In amputations, the indications are many and the pattern varies from place to place. The majority of the study participants were male. Males are at risk of trauma, especially in developing countries where male population work outside exposed to accidental hazards [13]. This resembles the study conducted by Caruso et al [13] which indicated increased diabetic foot problems during the pandemic in tertiary care settings. Among major amputations, BK amputations were higher in number than AK in both the pandemic and prepandemic groups. The overall prevalence of major amputations was higher during the pandemic lockdown compared to the prepandemic period. There was a 54.1% increase in major amputations noted. This might be due to the increased severity of diabetic foot infection in the pandemic period [14].

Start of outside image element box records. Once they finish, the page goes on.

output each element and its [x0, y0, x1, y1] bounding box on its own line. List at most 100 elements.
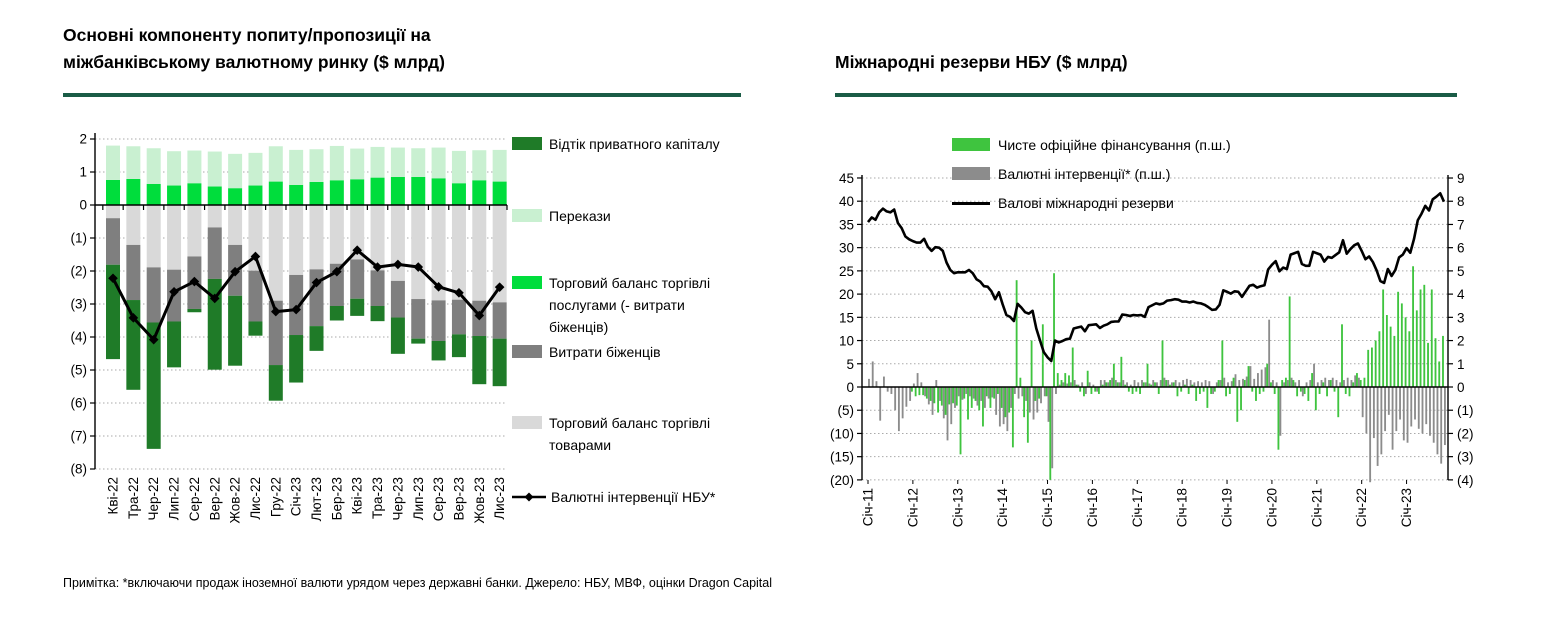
bar — [1311, 373, 1314, 387]
bar — [1109, 380, 1112, 387]
bar-segment — [472, 205, 487, 301]
bar-segment — [106, 205, 120, 219]
legend-label: Торговий баланс торгівлі послугами (- ви… — [549, 275, 711, 335]
bar — [1279, 387, 1282, 436]
bar — [972, 387, 975, 399]
bar — [1266, 363, 1269, 387]
bar — [1369, 387, 1372, 483]
bar — [1337, 387, 1340, 418]
bar-segment — [492, 338, 507, 387]
bar — [946, 387, 949, 441]
x-tick-label: Тра-23 — [370, 477, 385, 519]
bar — [1260, 369, 1263, 387]
bar — [1184, 384, 1186, 387]
bar-segment — [390, 176, 405, 205]
bar — [1303, 387, 1306, 394]
bar-segment — [106, 179, 120, 205]
left-chart-title-line2: міжбанківському валютному ринку ($ млрд) — [63, 52, 445, 72]
legend-item: Валютні інтервенції НБУ* — [512, 486, 736, 508]
bar — [1017, 387, 1020, 399]
bar-segment — [248, 205, 263, 271]
bar — [1004, 387, 1007, 418]
bar-segment — [228, 295, 243, 366]
bar-segment — [187, 150, 202, 184]
left-y-tick-label: 25 — [839, 264, 854, 279]
bar — [1010, 387, 1013, 408]
bar — [1404, 317, 1407, 387]
legend-swatch — [952, 138, 990, 151]
bar — [1419, 289, 1422, 387]
y-tick-label: (5) — [71, 363, 88, 378]
bar — [1328, 380, 1330, 387]
bar — [1316, 382, 1319, 387]
bar-segment — [207, 278, 222, 370]
bar — [1045, 387, 1048, 397]
bar — [1238, 380, 1241, 387]
bar — [1088, 382, 1091, 387]
bar — [1161, 340, 1164, 387]
bar-segment — [451, 299, 466, 335]
bar — [1101, 384, 1104, 387]
bar-segment — [207, 205, 222, 228]
bar — [950, 387, 953, 425]
bar — [1329, 380, 1332, 387]
bar — [927, 387, 930, 405]
bar — [1167, 380, 1170, 387]
bar-segment — [248, 270, 263, 322]
bar — [1412, 266, 1414, 387]
bar-segment — [309, 181, 324, 205]
diamond-marker — [148, 334, 159, 345]
bar — [1006, 387, 1009, 432]
bar — [1084, 387, 1087, 394]
diamond-marker — [128, 313, 139, 323]
bar — [1385, 315, 1388, 387]
x-tick-label: Кві-22 — [106, 477, 121, 515]
bar — [1152, 380, 1155, 387]
right-y-tick-label: 5 — [1457, 264, 1465, 279]
bar — [1025, 387, 1027, 401]
bar — [1038, 387, 1040, 399]
bar — [1290, 377, 1293, 387]
bar-segment — [472, 150, 487, 181]
bar-segment — [187, 183, 202, 205]
bar — [1359, 380, 1362, 387]
bar-segment — [390, 147, 405, 177]
x-tick-label: Лип-23 — [411, 477, 426, 520]
bar — [1292, 380, 1295, 387]
bar — [1225, 387, 1227, 397]
bar — [1436, 387, 1439, 455]
bar — [1008, 387, 1011, 413]
x-tick-label: Січ-21 — [1309, 488, 1324, 527]
right-y-tick-label: (3) — [1457, 450, 1474, 465]
bar — [1350, 380, 1353, 387]
bar — [883, 376, 885, 387]
x-tick-label: Жов-23 — [472, 477, 487, 524]
bar — [1307, 387, 1310, 401]
bar — [1346, 377, 1349, 387]
bar — [1215, 382, 1218, 387]
diamond-marker — [209, 293, 220, 304]
bar-segment — [146, 267, 161, 323]
bar-segment — [350, 148, 365, 180]
diamond-marker — [250, 251, 261, 262]
bar — [1268, 319, 1271, 387]
bar-segment — [370, 270, 385, 306]
diamond-marker — [454, 287, 464, 298]
bar-segment — [106, 145, 120, 180]
bar — [961, 387, 964, 400]
bar — [909, 387, 912, 401]
bar-segment — [228, 153, 243, 189]
bar — [1286, 380, 1289, 387]
right-y-tick-label: 2 — [1457, 334, 1465, 349]
bar-segment — [411, 176, 426, 205]
bar — [1251, 387, 1254, 392]
bar-segment — [350, 298, 365, 316]
x-tick-label: Бер-23 — [329, 477, 344, 520]
x-tick-label: Вер-22 — [207, 477, 222, 521]
bar — [1127, 387, 1130, 392]
x-tick-label: Лип-22 — [167, 477, 182, 520]
bar — [1352, 382, 1355, 387]
x-tick-label: Січ-12 — [905, 488, 920, 527]
bar — [1371, 347, 1373, 387]
bar — [1432, 387, 1435, 443]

The reason might be the outcome of postponing the routine visit, improper diet, nonadherence to medications, and physical inactivity. Missed hospital visits or postponing the routine visit in this contest is defined as not visiting the physician as per the schedule, which is usually discussed in their previous visits as per the need/risk of the patient. High-risk patients are usually advised to visit their diabetologist and foot care specialists every 3 months. Improper diet can be defined as inconstant dietary habits in opposition to the advice of their physician/dietitian. In an online pilot survey, 20% of the study participants recorded they were not following the diet as before the lockdown [15]. No adherence to medications is not to take medicines as prescribed by the doctor. This no adherence can be intentional or no intentional. People with diabetes are advised to do minimal physical activity (30 min per day) in any form including walking, exercises, and yoga. Not doing the minimal physical activity to control the glycemic index is considered as physical inactivity. In terms of risk factors for diabetes-related amputations, glycemic control, peripheral neuropathy, and PAD are generally considered to play a vital role [16, 17]. A higher prevalence of PAD and peripheral neuropathy prevalence was noted in the study participants in the pandemic group than the prepandemic group. Practices like telemedicine were also practiced in this pandemic globally [18]. In addition to the teleconsultation, home visits by the podiatrists and/or the other paramedical staff were practiced.7 This combination of treatment in treating the wound can save the limbs and avoid the patients’ rush to emergency care at the 11th hour. Even though these services were available, they might not be affordable for all the patients who seek these services due to their socioeconomic status, especially in a developing country like India. During this pandemic, the low socioeconomic groups’ routine income was affected [19]. This might have worsened the condition. The presence of complications of diabetes, history of previous minor surgeries, eGFR, and presence of PAD were considered as risk factors for the major amputations [20]. Rate of amputation had increased twice in the pandemic period than in the prepandemic period. The number of major amputations decreased in the early pandemic period and progressed during the late pandemic period.

5. Conclusion

Number of major amputations increased a lot in COVID-19 era compared to non COVID-19 era due to lack of regular follow-up for this panic COVID situation. The prevalence of diabetes-related major amputations during the COVID-19 pandemic. From the results of this study, we observed there was a delay in seeking health care during the pandemic period when compared to the prepandemic period. And there was a notable increase in the number of major amputations. This study shows the indirect effect of the COVID-19 pandemic on people with diabetes, resulting in the increased prevalence of major amputations (BK and AK amputations) which might cause a drastic impact on their quality of life. Furthermore, these emphasize the need for easy and routine access to foot-care specialists to prevent avoidable amputations.